Ever heard of a sinking fund? I hadn’t heard of it until a few months ago, but understood the principles right away. Understanding what a sinking fund is can be incredibly beneficial to your budget. A sinking fund is a category in a budget that adds up each month, and only occasionally is spent.
The part of budgeting that frustrates me is the occasional big bills that come out of your account throughout the year. It could be car insurance, Christmas, house projects or transportation costs. A few years ago my wife started implementing a sinking fund for Christmas. We just didn’t call it a sinking fund. What was nice about our “sinking fund” was that when Thanksgiving rolled around, we weren’t panicked about needing to come up with the money to buy Christmas presents. We just figured out what our budget was for Christmas and then divided it up by 12, giving us our monthly amount needed to be saved. We opened up a separate savings account at our credit union and we were set to start saving each month.
You may find yourself in a similar situation where you have big ticket items or recurring bills that happen once or twice a year. Here are a handful of examples to help you understand how Sinking Funds can work for you.
Example #1: Transportation Costs
If you own a car, you understand that there are costs to owning a car. There are tires to replace, oil to be changed, windshield wipers to be replaced, license tags and registration. These are all items we can budget for and set up sinking funds to cover the costs. You could even include replacing a car as a sinking fund. List out everything that you may need to do to maintain your car this year.
- Tires – we usually need to replace our tires every 2-3 years, so we can budget $200/year per car and buy good quality tires
- Oil Changes – normally we change the oil in our cars about 3-4 times a year. Depending on if you change the oil or you bring it to your Jiffy Lube, the cost may vary. We budget $40 for each oil change per car
- Car Registration – we know that we have to have our car registered each year, and yet we always forget to budget for it until the month before. Our cars range in cost, but it is usually between $100-$200 each year.

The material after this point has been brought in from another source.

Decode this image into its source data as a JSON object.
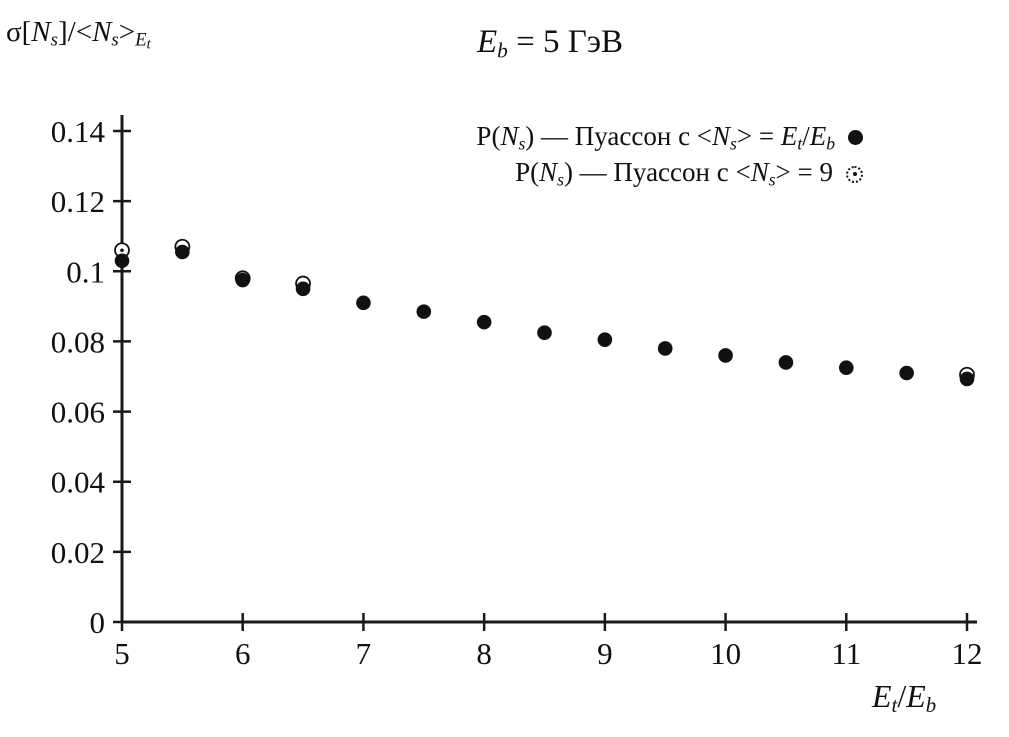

Now there are going to be a lot more, but if we were to add up these examples we would be around $1,070 per year. At $1,070 each year, we would be setting aside $90 each month into our transportation fund. When you get an oil change or register your car, the money comes out of your transportation sinking fund.
Example #2: Christmas
We know when Christmas is coming. It comes every year on the same day. December 25th! It is no secret! And yet, we always seem to put it off saving for Christmas until it is too late. Then what do we do? We pull out the credit card! To prepare your sinking fund for Christmas, simply write down everyone you buy Christmas presents for and how much you plan to spend on them.
Tip: You could look back at November and December’s credit card statements or bank statements to get an idea of how much you spent last year.
Once you add up the total, let’s say that it comes out to $1,500, you would divide that by 12 and save $125 each month. I have loved this sinking fund over the last few years as it has really saved our budget. One thing I love even more, is that we usually have over-budgeted for it and we have a nice roll over fund and get a head start on next years’ fund.
Example #3: Car Insurance/Life Insurance
In many cases, car insurance and life insurance policies renew either every 6 months or every year. If your policy is $600 every 6 months, then you need to budget $100 each month for the car insurance sinking fund. Then once the renewal period hits, you just withdrawal the full amount and make your payment. Our car insurance company allows for us to just pay monthly without an increase in the premium. You may want to check with your insurance company to see if you can do the same.
Is there a Difference Between a Sinking Fund and an Emergency Fund?
There is a big difference between your sinking fund and your emergency fund. Your sinking fund is set up for the KNOWN and the emergency fund is set up for the UNKNOWN. The emergency fund will cover the totaled car, or an unexpected pregnancy. With your sinking fund, you know exactly what the money is for and you know approximately when you will use it.
Sounds easy right? So why don’t we all use this method? Well, because it involves something that a lot of us struggle with: patience. We have to have it now. We live in the give it to me now era. We have fast food, express checkouts, online shopping with express shipping. So if you have patience, saving up ahead of time prevents us from spending the money we don’t have.